X Reviews … Irredeemable #34

Since every comic is someone’s first, the books have to be able to stand on their own. X Reviews one new issue each week based on their own merit (and yes, “review” can mean spoilers!) A good story is a good story, no matter how long or short the run. This is where we draw the line for…

Irredeemable #34

story by Mark Waid
art by Diego Barreto &
Damian Couceiro
colors by Nolan Woodard
letters by Ed Dukeshire
cover by Dan Panosian
published by Boom! Studios

I met someone the other day and my first impression of this guy was model citizen. You know the type: professional, genuine, mature, respectful to women, so on and so forth. At my age these are the types of friends and relationships I want to have. I have four impressionable children to worry about, so I choose my friends carefully. After a fews days, let’s just say this guy was not the paragon of virtue he seemed.

Once someone has made an impression on you, especially a first impression, it is difficult to adjust that point of view. One of the reasons why first impressions can be so important is they can be deceiving. If you have not picked up a copy of Irredeemable in the past, then perhaps it can make a first impression on you. If, however, you have tried the Boom! Studios title prior, Irredeemable #34 is a good chance for you to have a second chance at a first impression. That is right, can you say “Jumping On Point!”

The basic premise behind the title is the world’s greatest hero, named the Plutonian, decides the grass is greener on the other side and turns to the dark side. (Yes, I am mixing metaphors.) Think Superman in a really, really bad mood. Creator Mark Waid has been lauded for this new look at the archetypal character receiving quite a buzz from the capes and tights community.

In this issue, there is a disastrous event that will kill all life on earth in the next three generations.

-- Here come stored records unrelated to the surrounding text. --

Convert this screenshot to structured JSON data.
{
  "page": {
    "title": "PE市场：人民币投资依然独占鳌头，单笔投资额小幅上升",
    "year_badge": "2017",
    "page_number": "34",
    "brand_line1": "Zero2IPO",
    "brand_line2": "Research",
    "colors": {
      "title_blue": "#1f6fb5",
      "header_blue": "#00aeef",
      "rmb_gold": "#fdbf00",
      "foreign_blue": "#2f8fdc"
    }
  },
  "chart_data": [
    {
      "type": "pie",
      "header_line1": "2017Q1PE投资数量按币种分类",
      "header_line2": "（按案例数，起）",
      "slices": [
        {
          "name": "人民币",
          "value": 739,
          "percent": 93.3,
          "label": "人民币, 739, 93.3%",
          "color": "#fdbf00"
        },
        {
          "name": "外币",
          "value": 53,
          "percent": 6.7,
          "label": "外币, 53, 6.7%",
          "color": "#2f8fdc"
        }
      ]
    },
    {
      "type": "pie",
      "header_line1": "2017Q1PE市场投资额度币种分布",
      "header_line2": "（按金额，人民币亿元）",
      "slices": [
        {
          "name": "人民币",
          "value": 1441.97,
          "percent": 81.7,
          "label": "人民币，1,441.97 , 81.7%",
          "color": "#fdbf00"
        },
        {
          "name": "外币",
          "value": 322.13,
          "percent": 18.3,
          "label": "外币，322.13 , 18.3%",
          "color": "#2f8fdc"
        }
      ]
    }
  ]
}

Qubit recounts how he is able to escape from a prison planet where the Plutonian leaves him stranded and offers him a deal to help save the planet. Naturally the “villian” has no desire to help him until Quibit plays his trump card. He offers the Plutonian a chance to travel back in time to “give him a second chance to live right.”

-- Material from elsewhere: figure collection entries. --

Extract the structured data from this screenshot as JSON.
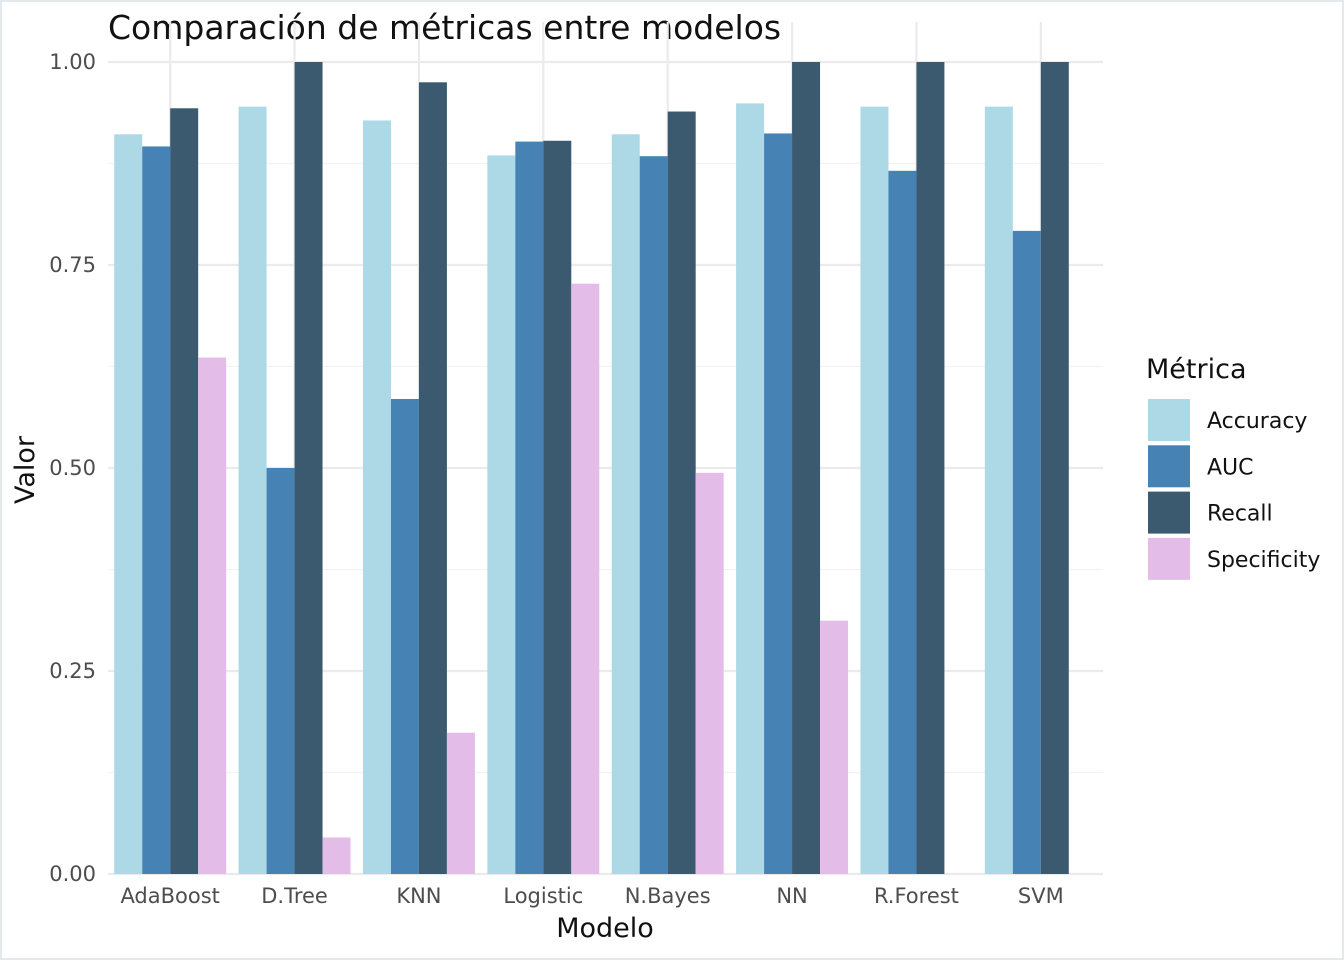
{
  "chart_data": {
    "type": "bar",
    "title": "Comparación de métricas entre modelos",
    "xlabel": "Modelo",
    "ylabel": "Valor",
    "ylim": [
      0,
      1
    ],
    "yticks": [
      0.0,
      0.25,
      0.5,
      0.75,
      1.0
    ],
    "ytick_labels": [
      "0.00",
      "0.25",
      "0.50",
      "0.75",
      "1.00"
    ],
    "grid": true,
    "legend_position": "right",
    "legend_title": "Métrica",
    "categories": [
      "AdaBoost",
      "D.Tree",
      "KNN",
      "Logistic",
      "N.Bayes",
      "NN",
      "R.Forest",
      "SVM"
    ],
    "series": [
      {
        "name": "Accuracy",
        "color": "#add8e6",
        "values": [
          0.911,
          0.945,
          0.928,
          0.885,
          0.911,
          0.949,
          0.945,
          0.945
        ]
      },
      {
        "name": "AUC",
        "color": "#4682b4",
        "values": [
          0.896,
          0.5,
          0.585,
          0.902,
          0.884,
          0.912,
          0.866,
          0.792
        ]
      },
      {
        "name": "Recall",
        "color": "#3b5a70",
        "values": [
          0.943,
          1.0,
          0.975,
          0.903,
          0.939,
          1.0,
          1.0,
          1.0
        ]
      },
      {
        "name": "Specificity",
        "color": "#e3bde8",
        "values": [
          0.636,
          0.045,
          0.174,
          0.727,
          0.494,
          0.312,
          0.0,
          0.0
        ]
      }
    ]
  }
}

Wait, you thought I said the title was called Irredeemable? Bingo! The reader gets to decide, at least at this point, what “living right” mean really? Go back to being a hero, or hitting the reset button and being a villian from the giddy up? In order for the Plutonian to help, his power set has to be augmented and increased. Qubit does this and tries to create divining rods that will attact the radiation and save the population.

At the same time, Sy, Kaidan and Gil travel miles below the earth on a quest to find something that will help with the growing radiation problem. Gil, who is more than 3,000 years old, has come to a truce with Sy to find the Judeo-Christian Tree of Life hoping that its seeds can heal the planet should Qubit’s plan fail.

Ultimately, Qubit’s plan does appear to fail and the Plutonian deduces where body hoping Mollus is currently and races to force him to devuge the secret of time travel. Without giving away the ending, after the Plutonian finds Mollus, Qubit is gonna have some ‘splaining to do!

As you would expect, Waid’s script is solid. Although there are a lot of characters in the book who play vital parts, a new reader would not be confused or get bogged down in confusion. Yes, you don’t know who these characters are, but no, you don’t feel like you are loosing any of the story. The one thing thing that really surprised me was the artist change in the middle of the book. Up to and including page 9 was drawn by Diego Barreto. Page ten and on are brought to life by Damian Couceiro. At no point did I even feel like there was a change. Barreto & Couceiro’s art picked up almost seamlessly from one to the other. After I did my second read through, when I was aware of the change, I did see subtle differences, but I think that might be because I didn’t beleive it the first time and I was looking for them.

If you are still a big fan of the superhero set, but crave something a little different, then Irredeemable #34 is a great place to start. I give this book an A. And if you like it be sure to check out it’s sister book Incorruptible. For more information on Irredeemable go to Boom! Studios website at www.boom-studios.com.

For some people, a  first impression can either mean a four dollar bump in the old comics’ budget … or one more run to Dunkin’ Donuts for the month!